Myanmar : Demande de libération de journalistes en détention

Les autorités du Myanmar doivent libérer immédiatement trois journalistes arrêtés pour avoir mené leurs activités dans le nord de l’État chan, où un conflit fait rage, a déclaré Amnesty International le 26 juin 2017.

Aye Nai et Pyae Phone Naing, tous deux journalistes pour l’organisation médiatique Democratic Voice of Burma, et Thein Zaw (connu sous le nom de Lawi Weng), journaliste pour le journal Irrawaddy, ont été arrêtés avec quatre autres personnes avec qui ils voyageaient. On ignore pour l’instant l’identité des quatre autres détenus.
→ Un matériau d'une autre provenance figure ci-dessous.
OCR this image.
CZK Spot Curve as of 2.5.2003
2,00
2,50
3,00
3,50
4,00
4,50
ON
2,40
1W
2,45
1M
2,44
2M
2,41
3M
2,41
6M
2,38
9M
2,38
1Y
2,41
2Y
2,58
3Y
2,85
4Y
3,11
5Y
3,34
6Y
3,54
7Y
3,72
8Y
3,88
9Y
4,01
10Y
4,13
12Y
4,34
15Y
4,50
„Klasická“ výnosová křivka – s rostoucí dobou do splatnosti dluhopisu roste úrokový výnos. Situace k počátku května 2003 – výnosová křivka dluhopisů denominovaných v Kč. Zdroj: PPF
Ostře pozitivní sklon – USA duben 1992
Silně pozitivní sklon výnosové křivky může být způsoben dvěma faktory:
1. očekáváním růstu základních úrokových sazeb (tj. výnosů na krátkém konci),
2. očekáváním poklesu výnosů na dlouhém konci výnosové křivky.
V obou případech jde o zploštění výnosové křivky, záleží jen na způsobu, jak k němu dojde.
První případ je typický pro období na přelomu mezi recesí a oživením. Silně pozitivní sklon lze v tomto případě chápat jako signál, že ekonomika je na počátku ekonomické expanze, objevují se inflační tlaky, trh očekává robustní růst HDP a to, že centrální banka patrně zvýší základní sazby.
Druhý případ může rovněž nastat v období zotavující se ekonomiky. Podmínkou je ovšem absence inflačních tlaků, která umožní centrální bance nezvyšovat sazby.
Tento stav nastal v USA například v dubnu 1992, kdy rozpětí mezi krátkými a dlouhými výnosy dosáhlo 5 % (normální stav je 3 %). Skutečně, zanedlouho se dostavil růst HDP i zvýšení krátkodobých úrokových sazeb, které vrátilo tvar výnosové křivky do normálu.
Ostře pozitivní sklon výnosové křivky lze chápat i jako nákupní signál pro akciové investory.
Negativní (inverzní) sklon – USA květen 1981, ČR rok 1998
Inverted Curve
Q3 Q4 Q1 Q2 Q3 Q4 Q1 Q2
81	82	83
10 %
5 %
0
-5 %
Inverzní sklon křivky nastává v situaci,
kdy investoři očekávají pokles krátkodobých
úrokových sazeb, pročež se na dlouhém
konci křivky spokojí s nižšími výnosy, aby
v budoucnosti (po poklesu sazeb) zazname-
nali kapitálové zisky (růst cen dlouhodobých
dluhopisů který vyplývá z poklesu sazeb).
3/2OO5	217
« Ces journalistes doivent être libérés immédiatement et sans condition et autorisés à reprendre leur travail librement et sans craintes. Leur arrestation envoie un message inquiétant aux médias déjà assiégés au Myanmar », a déclaré James Gomez, directeur pour l’Asie du Sud-Est et le Pacifique à Amnesty International.

Amnesty International a appris que le groupe a été arrêté par des soldats à un poste de contrôle militaire dans le village de Payargyi, dans la municipalité de Namhsann (nord de l’État chan) à environ 15 h 30. Les journalistes étaient dans la région pour rendre compte d’une cérémonie au cours de laquelle des stupéfiants ont été brûlés à l’occasion de la Journée Internationale contre l’abus et le trafic illicite de drogues.

Dans une déclaration publiée sur Facebook, le commandant en chef des forces armées du Myanmar a déclaré que les journalistes avaient été arrêtés car ils avaient été en contact avec l’Armée de libération nationale ta’ang (TNLA).

La TNLA est l’un des groupes ethniques armés parties à un conflit avec la Tatmadaw, les forces militaires du Myanmar, dans le nord du pays.

Dans la déclaration, il menaçait de poursuivre le groupe «  conformément à la loi  ». On craint que les sept personnes arrêtées soient poursuivies au titre de la vague et répressive Loi relative aux associations illégales, souvent utilisée pour arrêter arbitrairement et placer en détention des personnes dans des zones de conflits ethniques dans les régions frontalières du Myanmar.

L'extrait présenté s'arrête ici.